日本の薬害事件について②

投稿者: | 2023年12月4日

薬害事件、このブログのために調べますと、まあ出るわ出るわですね。一つずつ紹介すると大変なことになりそうなので、ざっとご紹介します。厚生省の対応にご注目ください。

1956年 ペニシリンショック死事件

 感染症対策として国内で多く用いられていたペニシリン。ペニシリンは従来なら死に至るような病の治療も可能になった有効で安全な薬とされていた。

1955年には厚生省に40例余りのペニシリンショックに関する症例が大学などから報告されていたが安全対策に生かされていなかった

 1953年から1957年までに1276人にショック発現、124人死亡


1961年 サリドマイド 事件

 1957年に発売、西ドイツグリュネンタール社製 鎮痛・催眠剤サリドマイド(夢の睡眠薬)世界十数か国に輸出される。

日本では「イソミン」として販売。一部は胃腸薬にも配合。妊娠中につわり対策として服用。

手足や耳に奇形(一部欠損)や内臓障害などの子供が生まれた。

・1961年、西ドイツのレンツ博士が副作用として催奇形を警告していたが、厚生省は科学的根拠に乏しいとの見解を示した。

被害児は世界で数千人、日本約千人(認定数309人 。)


1965年 アンプル入り風邪薬ショック死事件

1965年2月 アンプル入り風邪薬が原因と思われるショック死自己が報道され、大きな社会問題となる。1959年から1965年で38人死亡。

・1965年3月 厚生省は製品の回収等を要請、日薬連は回収等に伴う経済的損失の救済を要望、一部の薬局等では在庫品の販売は継続され、ショック死はなくならず


1967年 ストレプトマイシン等による聴力被害

ストレプトマイシンは、1944年に米国のワックスマンが放線菌から抽出し た最初の抗結核性抗生物質。
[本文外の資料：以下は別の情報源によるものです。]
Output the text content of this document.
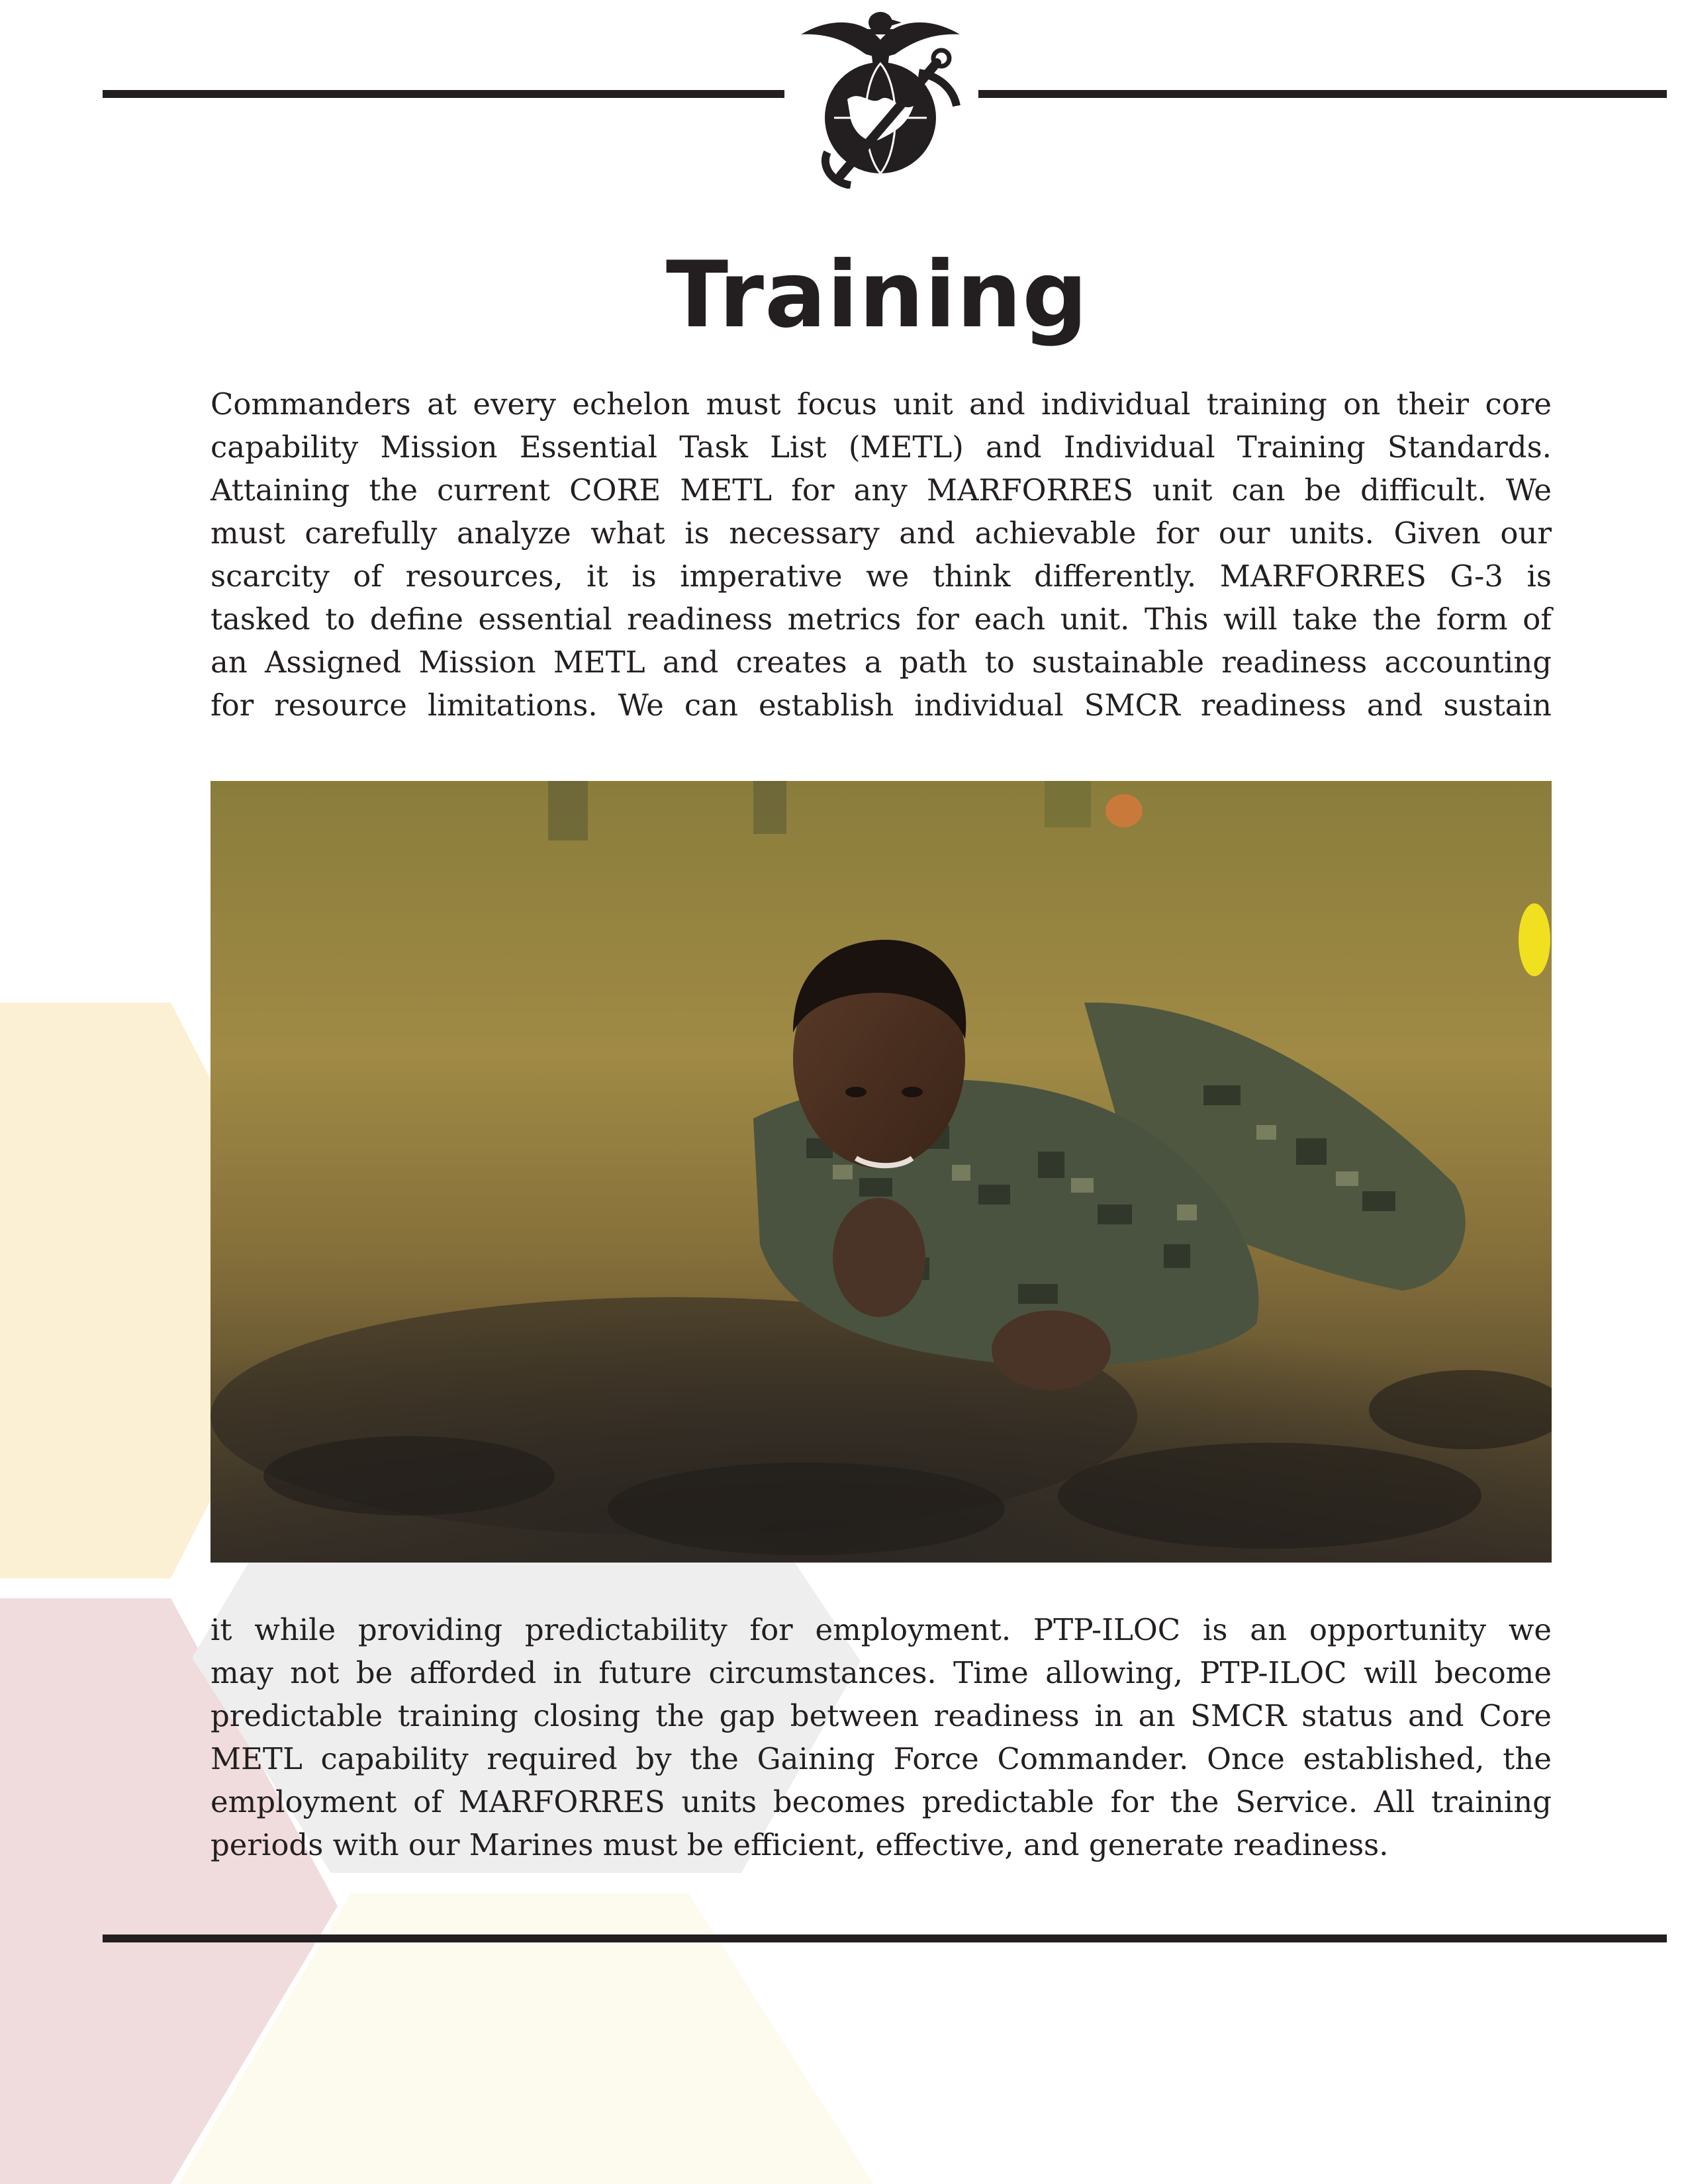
Training
Commanders at every echelon must focus unit and individual training on their core
capability Mission Essential Task List (METL) and Individual Training Standards.
Attaining the current CORE METL for any MARFORRES unit can be difficult. We
must carefully analyze what is necessary and achievable for our units. Given our
scarcity of resources, it is imperative we think differently. MARFORRES G-3 is
tasked to define essential readiness metrics for each unit. This will take the form of
an Assigned Mission METL and creates a path to sustainable readiness accounting
for resource limitations. We can establish individual SMCR readiness and sustain
it while providing predictability for employment. PTP-ILOC is an opportunity we
may not be afforded in future circumstances. Time allowing, PTP-ILOC will become
predictable training closing the gap between readiness in an SMCR status and Core
METL capability required by the Gaining Force Commander. Once established, the
employment of MARFORRES units becomes predictable for the Service. All training
periods with our Marines must be efficient, effective, and generate readiness.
副作用は、めまい、耳鳴、不可逆性の第8脳神経障害による聴力障害(難聴等)


1970年 スモン薬害

スモンとは亜急性脊髄視神経症の略称。下痢や腹痛などの消化器症状に引き続いて、下肢などの激しい知覚障害、激痛、運動麻痺、などが発現、ときに視覚障害、膀胱・発汗障害、性機能障害など全身に影響が及ぶ難治性疾患

1955年ごろからスモンが散発。(下痢、腹痛等の消化器症状に続いて下肢等の激しい知覚障害・激痛)、1967年-1968年頃に大量発生、当時は原因不明の奇病とも云われた。
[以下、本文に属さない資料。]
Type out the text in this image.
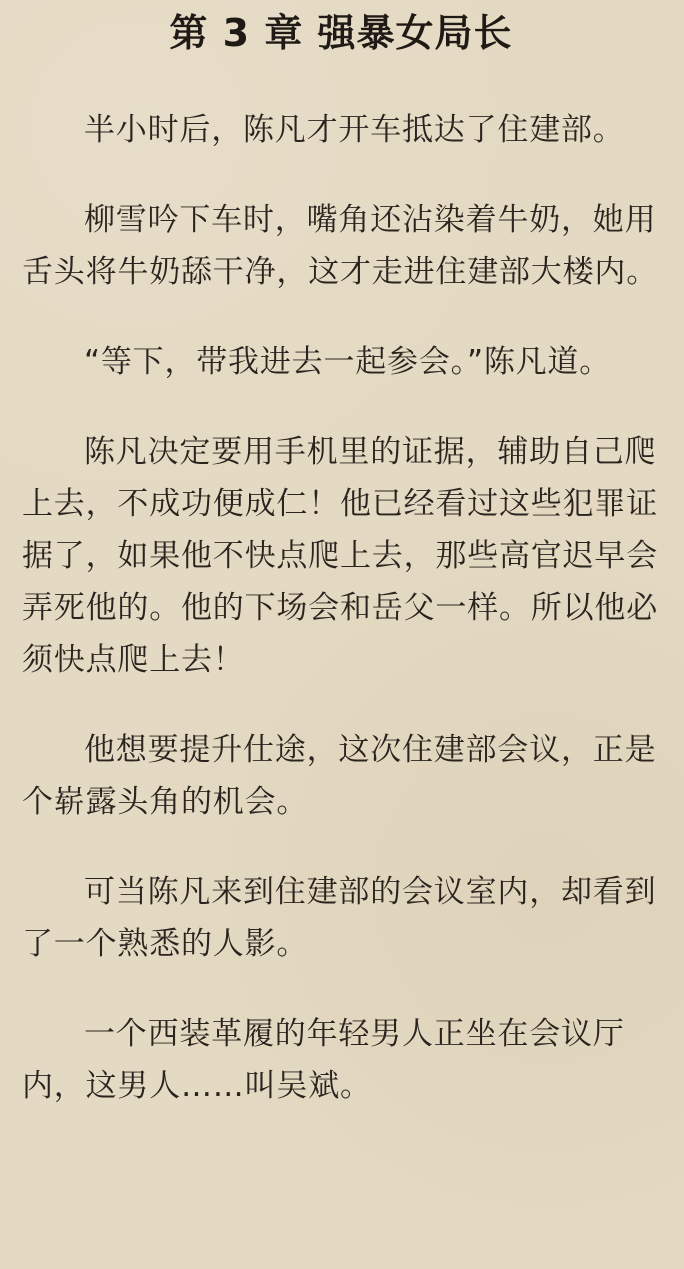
第 3 章 强暴女局长

半小时后，陈凡才开车抵达了住建部。

柳雪吟下车时，嘴角还沾染着牛奶，她用舌头将牛奶舔干净，这才走进住建部大楼内。

“等下，带我进去一起参会。”陈凡道。

陈凡决定要用手机里的证据，辅助自己爬上去，不成功便成仁！他已经看过这些犯罪证据了，如果他不快点爬上去，那些高官迟早会弄死他的。他的下场会和岳父一样。所以他必须快点爬上去！

他想要提升仕途，这次住建部会议，正是个崭露头角的机会。

可当陈凡来到住建部的会议室内，却看到了一个熟悉的人影。

一个西装革履的年轻男人正坐在会议厅内，这男人……叫吴斌。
1970年には新聞などが京都大学井上助教授がスモンのウイルス感染説を報道、スモン患者差別や衝撃を与え、多数の自殺者も出る。その後、整腸剤キノホルムが原因とされる。被害者約1万2000人


1971年 クロロキン網膜症事件

1934年ドイツのバイエル社が開発したが、毒性が強いため開発中止。

1958年から日本国内で腎炎の特効薬として、関節リュウマチ、気管支ぜんそく、てんかんへの適応を開始。

1961年 大量販売開始後、網膜症発生。

1962年 米国FDAは製薬会社にクロロキンの有害作用(網膜症)の警告書配布を指示。

1965年 クロロキンを自ら服用していた厚生省課長が米国におけるクロロキン網膜症の副作用を知り、服用中止していたことが後の裁判で明らかになった。

1969年 厚生省がクロロキン網膜症の添付文書への記載を指示。

1971年 クロロキン網膜症が社会問題化、被害者1,000から2,000人

1976年 クロロキンは腎炎に有効性なしと判断され、日本薬局方から削除


とまあ、このように薬害の歴史は続いていおるのであります。厚労官僚の隠蔽体質や販売中止に際して利益団体からチャチャが入るあたりが今と何も変わっていない感じがします。クロロキン事件なんて最悪ですよね。薬害シリーズは次回でいったん終わります。